A careful search found four more flat tax jurisdictions. In alphabetical order they are Guyana, the Nagorno Karabakh Republic (a disputed territory within Azerbaijan but effectively self-governing and closely linked with Armenia), the Democratic Republic of Timor Leste, and the Pacific Island nation of Tuvalu.
1. Guyana: Guyana taxes individuals at a flat rate of 33.3% on income exceeding Guyana dollars 420,000 per annum. (US$1 = 205.45 GYD) Capital gains are taxed as ordinary income. Corporations are taxed separately at 45% if a commercial firm and 35% if a non-commercial firm. (I regard any rate above 30% as too high because high rates encourage avoidance and evasion.)
2. Nagorno Karabakh Republic: Located within the boundary of Azerbaijan, the self-governing jurisdiction, although not internationally recognized, has lowered its rate of tax to 5% on both personal and business income. The government is keen to attract investment and reduce tax evasion by encouraging those in the shadow economy to surface.
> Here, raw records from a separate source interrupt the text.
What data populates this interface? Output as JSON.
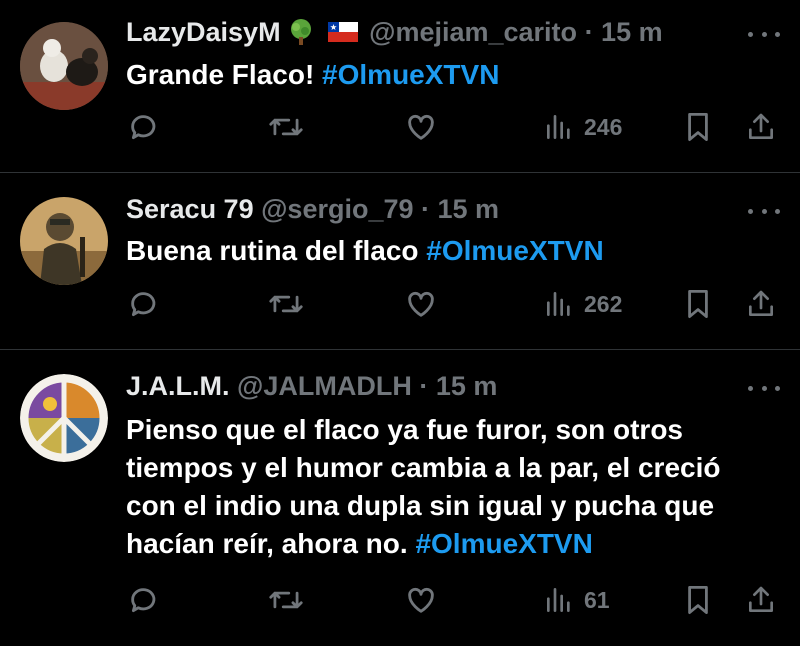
{
  "tweets": [
    {
      "display_name": "LazyDaisyM",
      "handle": "@mejiam_carito",
      "time": "· 15 m",
      "text": "Grande Flaco! ",
      "hashtag": "#OlmueXTVN",
      "views": "246"
    },
    {
      "display_name": "Seracu 79",
      "handle": "@sergio_79",
      "time": "· 15 m",
      "text": "Buena rutina del flaco ",
      "hashtag": "#OlmueXTVN",
      "views": "262"
    },
    {
      "display_name": "J.A.L.M.",
      "handle": "@JALMADLH",
      "time": "· 15 m",
      "text": "Pienso que el flaco ya fue furor, son otros tiempos y el humor cambia a la par, el creció con el indio una dupla sin igual y pucha que hacían reír, ahora no. ",
      "hashtag": "#OlmueXTVN",
      "views": "61"
    }
  ],
  "icons": {
    "reply": "reply-icon",
    "retweet": "retweet-icon",
    "like": "like-icon",
    "views": "views-icon",
    "bookmark": "bookmark-icon",
    "share": "share-icon",
    "more": "more-icon"
  },
  "colors": {
    "background": "#000000",
    "text": "#e7e9ea",
    "muted": "#71767b",
    "link": "#1d9bf0",
    "divider": "#2f3336"
  }
}
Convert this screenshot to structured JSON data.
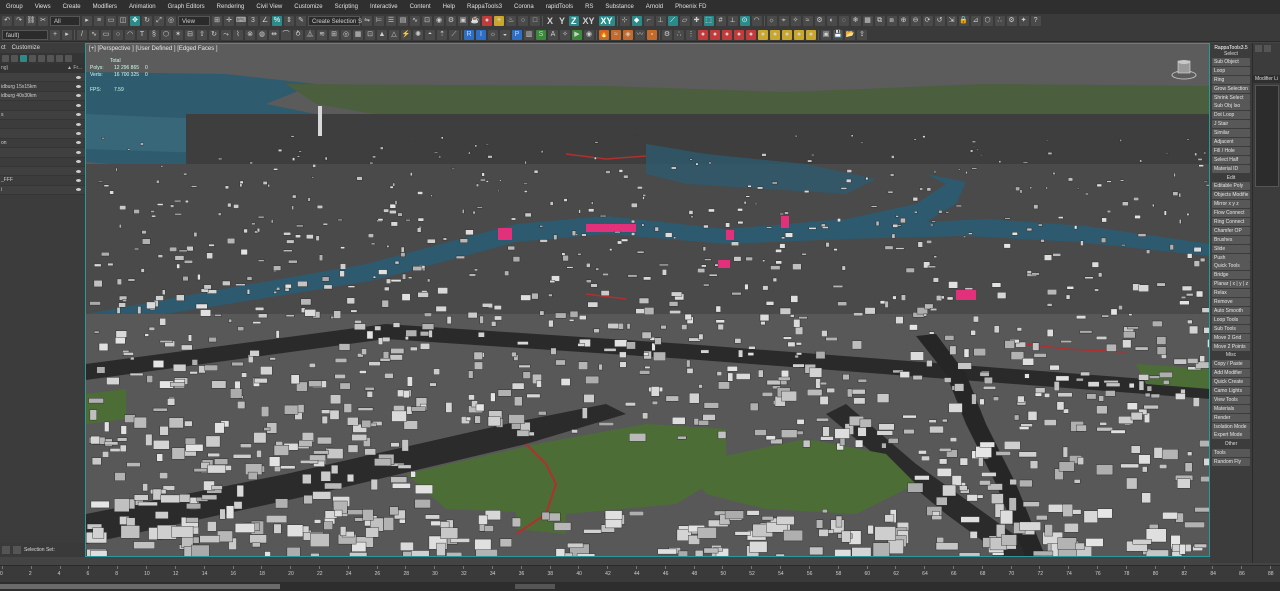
{
  "menu": [
    "Group",
    "Views",
    "Create",
    "Modifiers",
    "Animation",
    "Graph Editors",
    "Rendering",
    "Civil View",
    "Customize",
    "Scripting",
    "Interactive",
    "Content",
    "Help",
    "RappaTools3",
    "Corona",
    "rapidTools",
    "RS",
    "Substance",
    "Arnold",
    "Phoenix FD"
  ],
  "toolbar": {
    "filter_value": "All",
    "view_value": "View",
    "selection_set_value": "Create Selection Se",
    "axis_x": "X",
    "axis_y": "Y",
    "axis_z": "Z",
    "axis_xy": "XY",
    "axis_xy2": "XY",
    "layer_value": "fault)"
  },
  "explorer": {
    "tabs": [
      "ct",
      "Customize"
    ],
    "col_name": "ng)",
    "col_frozen": "▲ Fr...",
    "rows": [
      "",
      "idburg 15x15km",
      "idburg 40x30km",
      "",
      "s",
      "",
      "",
      "on",
      "",
      "",
      "",
      "_FFF",
      "i"
    ]
  },
  "viewport": {
    "label": "[+] [Perspective ] [User Defined ] [Edged Faces ]",
    "stats_total_label": "Total",
    "polys_label": "Polys:",
    "polys_value": "12 296 865",
    "verts_label": "Verts:",
    "verts_value": "16 700 325",
    "fps_label": "FPS:",
    "fps_value": "7.59",
    "polys_sel": "0",
    "verts_sel": "0"
  },
  "rappa": {
    "title": "RappaTools3.5",
    "subtitle": "Select",
    "buttons": [
      "Sub Object",
      "Loop",
      "Ring",
      "Grow Selection",
      "Shrink Select",
      "Sub Obj Iso",
      "Dot Loop",
      "J Stair",
      "Similar",
      "Adjacent",
      "Fill / Hole",
      "Select Half",
      "Material ID",
      "Edit",
      "Editable Poly",
      "Objects Modifie",
      "Mirror x y z",
      "Flow Connect",
      "Ring Connect",
      "Chamfer OP",
      "Brushes",
      "Slide",
      "Push",
      "Quick Tools",
      "Bridge",
      "Planar | x | y | z",
      "Relax",
      "Remove",
      "Auto Smooth",
      "Loop Tools",
      "Sub Tools",
      "Move 2 Grid",
      "Move 2 Points",
      "Misc",
      "Copy / Paste",
      "Add Modifier",
      "Quick Create",
      "Camo Lights",
      "View Tools",
      "Materials",
      "Render",
      "Isolation Mode",
      "Expert Mode",
      "Other",
      "Tools",
      "Random Fly"
    ]
  },
  "cmdpanel": {
    "modifier_label": "Modifier Li"
  },
  "status": {
    "selection_set_label": "Selection Set:"
  },
  "timeline": {
    "ticks": [
      "0",
      "2",
      "4",
      "6",
      "8",
      "10",
      "12",
      "14",
      "16",
      "18",
      "20",
      "22",
      "24",
      "26",
      "28",
      "30",
      "32",
      "34",
      "36",
      "38",
      "40",
      "42",
      "44",
      "46",
      "48",
      "50",
      "52",
      "54",
      "56",
      "58",
      "60",
      "62",
      "64",
      "66",
      "68",
      "70",
      "72",
      "74",
      "76",
      "78",
      "80",
      "82",
      "84",
      "86",
      "88"
    ]
  },
  "colors": {
    "accent": "#2b9a9a",
    "highlight_pink": "#e2307a",
    "river": "#2d5a6e",
    "park": "#4d6d36"
  }
}
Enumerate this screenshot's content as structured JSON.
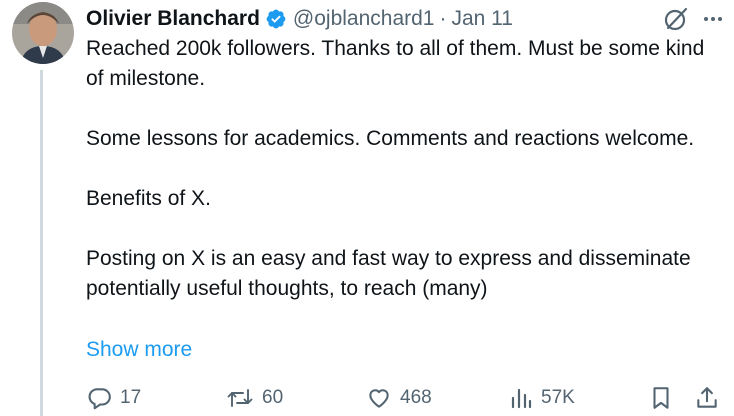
{
  "tweet": {
    "author_name": "Olivier Blanchard",
    "handle": "@ojblanchard1",
    "separator": "·",
    "date": "Jan 11",
    "paragraphs": [
      "Reached 200k followers. Thanks to all of them.  Must be some kind of milestone.",
      "Some lessons for academics.  Comments and reactions welcome.",
      "Benefits of X.",
      "Posting on X is an easy and fast way to express and disseminate potentially useful thoughts, to reach (many)"
    ],
    "show_more_label": "Show more"
  },
  "actions": {
    "replies": "17",
    "reposts": "60",
    "likes": "468",
    "views": "57K"
  },
  "icons": {
    "verified": "verified-badge-icon",
    "grok": "grok-icon",
    "more": "more-icon",
    "reply": "reply-icon",
    "repost": "repost-icon",
    "like": "heart-icon",
    "views": "views-icon",
    "bookmark": "bookmark-icon",
    "share": "share-icon"
  },
  "colors": {
    "text": "#0f1419",
    "secondary": "#536471",
    "link": "#1d9bf0",
    "verified": "#1d9bf0",
    "thread_line": "#cfd9de"
  }
}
3. Timor Leste (the former East Timor was decolonized in 1975 by Portugal and secured its independence from Indonesia in 2002): Effective January 1, 2008, the government of Timor Leste imposed a flat tax of 10% on monthly taxable wages exceeding $500. (Timor Leste uses the U.S. dollar as its official currency.) The 10% rate also applies to royalties, rent, and income from prizes and lotteries. A resident business enterprise is taxed at 10% on income exceeding $6,000. A non-resident individual business enterprise is taxed at 10%, the same as a non-individual business enterprise. The rate for the previous six years (2002-07) was 30% on the latter two.
4. Tuvalu: The Pacific Ocean country of Tuvalu has been independent since 1978. Personal income tax is charged at a flat rate of 30% with a tax-free threshold of the Australian dollar equivalent of US$2,220. Corporate tax rates on all taxable income are also set at 30%. Non-resident individuals are charged 40%.